Data included 35 asymptomatic participants at 50% risk of carrying a pathogenic FAD mutation. Participants completed a multi-domain neuropsychology battery. After accounting for sex, age and education, we used event-based modelling to estimate the sequence of cognitive decline in presymptomatic FAD, and uncertainty in the sequence. We assigned individuals to their most likely model stage of cumulative cognitive decline, given their data. Linear regression of estimated years to symptom onset against model stage was used to estimate the timing of preclinical cognitive decline.
Cognitive change in mutation carriers was first detected in measures of accelerated long-term forgetting, up to 10 years before estimated symptom onset. Measures of subjective cognitive decline also revealed early abnormalities. Our data-driven model demonstrated subtle cognitive impairment across multiple cognitive domains in clinically normal individuals on the AD continuum.
Data-driven modelling of neuropsychological test scores has potential to differentiate cognitive decline from cognitive stability and to estimate a fine-grained sequence of decline across cognitive domains and functions, in the preclinical phase of Alzheimer's disease.
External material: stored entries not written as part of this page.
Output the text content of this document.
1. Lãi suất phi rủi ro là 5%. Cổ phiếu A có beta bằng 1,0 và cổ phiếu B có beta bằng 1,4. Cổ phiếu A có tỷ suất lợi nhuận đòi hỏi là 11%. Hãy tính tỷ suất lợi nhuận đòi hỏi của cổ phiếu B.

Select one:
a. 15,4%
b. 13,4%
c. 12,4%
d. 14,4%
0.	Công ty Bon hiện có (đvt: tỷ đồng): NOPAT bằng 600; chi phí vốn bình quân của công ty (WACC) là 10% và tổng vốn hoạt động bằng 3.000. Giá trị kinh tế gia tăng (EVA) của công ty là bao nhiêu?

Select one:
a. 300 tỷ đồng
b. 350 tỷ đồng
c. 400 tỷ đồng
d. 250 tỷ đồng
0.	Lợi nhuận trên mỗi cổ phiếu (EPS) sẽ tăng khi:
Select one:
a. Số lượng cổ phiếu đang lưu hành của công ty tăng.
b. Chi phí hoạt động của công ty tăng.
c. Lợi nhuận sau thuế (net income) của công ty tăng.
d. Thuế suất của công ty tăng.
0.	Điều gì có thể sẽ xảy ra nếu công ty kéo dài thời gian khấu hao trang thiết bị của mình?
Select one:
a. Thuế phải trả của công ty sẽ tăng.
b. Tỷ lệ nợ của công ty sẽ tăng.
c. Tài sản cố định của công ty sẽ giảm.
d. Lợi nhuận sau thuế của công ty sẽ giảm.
This can improve the design of future presymptomatic trials by informing enrichment strategies and guiding the selection of outcome measures.
了解阿尔茨海默病(AD)的最早表现是实现疾病修饰治疗的关键。神经影像学和液生物标志物的进步提高了我们在体内识别 AD 病理学的能力。关键的下一步是提高对早期认知变化的检测和分期。我们研究了一个无症状的家族性阿尔茨海默病(FAD)队列,以描述临床前认知变化。
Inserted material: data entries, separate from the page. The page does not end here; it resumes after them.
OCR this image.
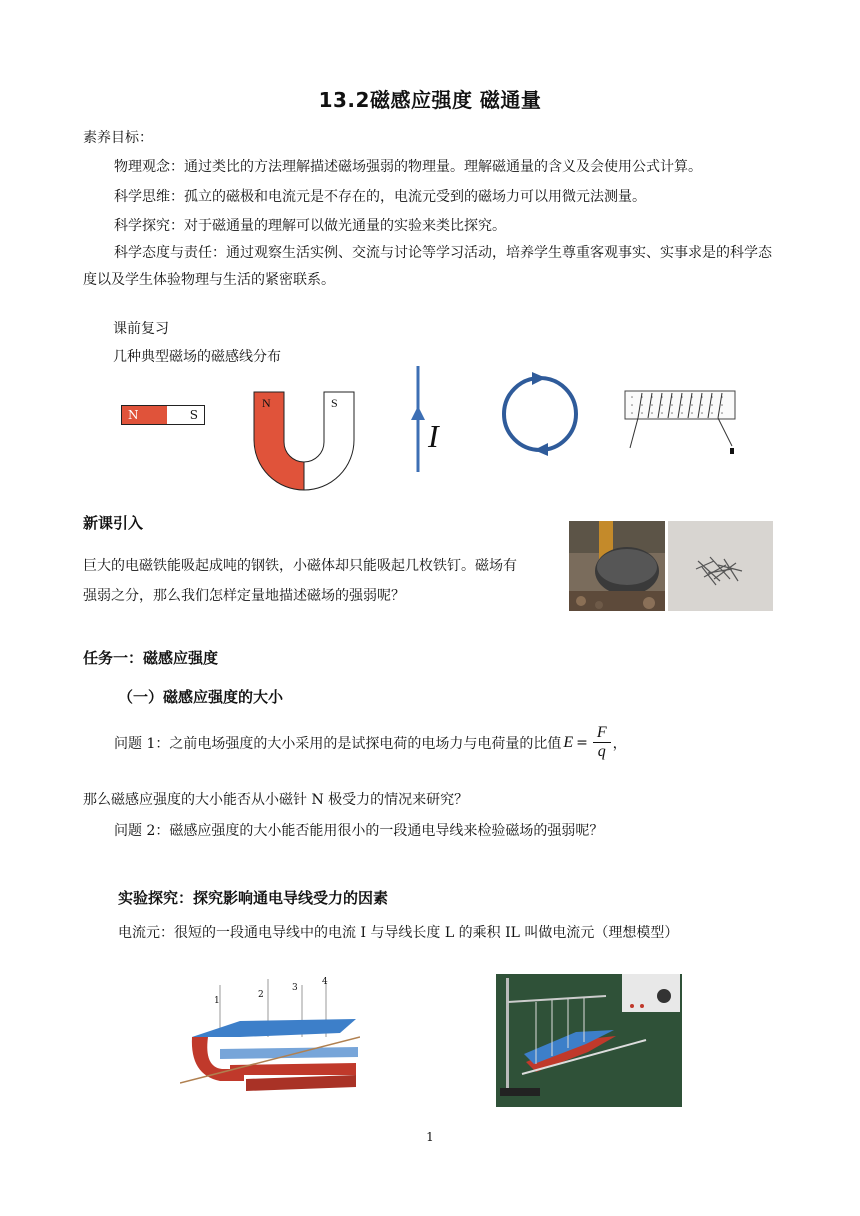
13.2磁感应强度 磁通量
素养目标：
物理观念：通过类比的方法理解描述磁场强弱的物理量。理解磁通量的含义及会使用公式计算。
科学思维：孤立的磁极和电流元是不存在的，电流元受到的磁场力可以用微元法测量。
科学探究：对于磁通量的理解可以做光通量的实验来类比探究。
科学态度与责任：通过观察生活实例、交流与讨论等学习活动，培养学生尊重客观事实、实事求是的科学态度以及学生体验物理与生活的紧密联系。
课前复习
几种典型磁场的磁感线分布
N	S
N	S
I
新课引入
巨大的电磁铁能吸起成吨的钢铁，小磁体却只能吸起几枚铁钉。磁场有
强弱之分，那么我们怎样定量地描述磁场的强弱呢？
任务一：磁感应强度
（一）磁感应强度的大小
问题 1：之前电场强度的大小采用的是试探电荷的电场力与电荷量的比值 $E = \frac{F}{q}$ ，
那么磁感应强度的大小能否从小磁针 N 极受力的情况来研究？
问题 2：磁感应强度的大小能否能用很小的一段通电导线来检验磁场的强弱呢？
实验探究：探究影响通电导线受力的因素
电流元：很短的一段通电导线中的电流 I 与导线长度 L 的乘积 IL 叫做电流元（理想模型）
1
2
3
4
1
数据包括 35 名无症状参与者,他们有 50%的携带致病性 FAD 突变的风险。参与者完成了多项认知测试。在考虑了性别、年龄和教育程度后,我们使用基于事件的模型来估计无症状 FAD 认知下降的顺序及其不确定性。我们根据他们的数据,将个体分配到他们最有可能的累积认知下降模型阶段。对估计的发病前认知下降与模型阶段的线性回归,用于估计临床前认知下降的时间。
突变携带者的认知变化首先在加速的长期遗忘测量中被检测到,这比预计的发病时间早了 10 年。主观认知下降的测量也显示出早期异常。我们的数据驱动模型在 AD 连续体上的临床正常个体中,在多个认知领域显示出微妙的认知障碍。
神经心理学测试分数的数据分析建模有可能将认知下降与认知稳定区分开来,并估计认知领域和功能的精细下降顺序,在阿尔茨海默病的临床前阶段。这可以通过告知富集策略和指导选择结果测量来提高未来发病前试验的设计。